Results

R2D ligase shows excellent activity on nicked DNA/RNA hybrids

Initially, R2D ligase was tested in a substrate specificity assay adapted from Bullard and Bowater [10], along with other well-known DNA and RNA ligases. The substrate specificity assay evaluates each ligase’s ability to ligate nicked duplex substrates composed of three individual oligos, where each oligo may be DNA or RNA. In the present study we focus on the DNA-splinted substrates only. For ligation performance on the full panel, see the supporting information (Figure S1-S2).
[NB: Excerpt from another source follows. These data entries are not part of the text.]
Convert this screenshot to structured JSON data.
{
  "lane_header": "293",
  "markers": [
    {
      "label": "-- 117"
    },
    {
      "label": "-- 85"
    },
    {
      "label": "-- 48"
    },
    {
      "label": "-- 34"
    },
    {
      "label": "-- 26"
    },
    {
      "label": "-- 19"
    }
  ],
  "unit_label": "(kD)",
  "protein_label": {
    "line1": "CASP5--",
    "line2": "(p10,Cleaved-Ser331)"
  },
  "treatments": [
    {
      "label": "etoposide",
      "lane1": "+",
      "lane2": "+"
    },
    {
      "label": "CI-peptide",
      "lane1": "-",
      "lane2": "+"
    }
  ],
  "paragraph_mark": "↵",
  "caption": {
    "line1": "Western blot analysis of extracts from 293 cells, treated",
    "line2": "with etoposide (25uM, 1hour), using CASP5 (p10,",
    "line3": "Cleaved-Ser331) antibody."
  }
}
Figure 1 shows that R2D was the only ligase tested that was able to ligate all four substrates S1, S6, S7 and S8 to completion. Specifically, complete attachment of DNA- to the 5’ends of RNA was only observed with R2D ligase and while both PBCV-1 DNA ligase and T3 DNA ligase carried out some ligation on this substrate, this was at a much lower level. The DNA-splinted RNA substrate was also ligated to near-completion by R2D ligase, as well as T4 DNA Ligase and T4 RNA Ligase 2. All DNA ligases were able to ligate the nicked DNA substrate, and all ligases were able to ligate RNA- to 5’DNA with a DNA splint. To our knowledge, this is the first report of a ligase that exhibits the functionality of ligating DNA to both sides of RNA efficiently [10]. Crystal structures of a range of ligases show that upon DNA binding prior to step 2, ligase enzymes enforce an RNA-like A-structure on the 3’OH terminal nucleotide of acceptor strand, while the 5’P terminal nucleotide is retained in the DNA-B conformation, providing a rationale for the high rates of joining of S7 by all ligases tested here [11], [12]. The broader tolerance of an RNA acceptor strand by R2D ligase may lie either in an ability to tolerate an A-form of the nucleotide in this position, or conversely an enhanced ability to impose a B-conformation on the 5’ terminal ribonucleotide.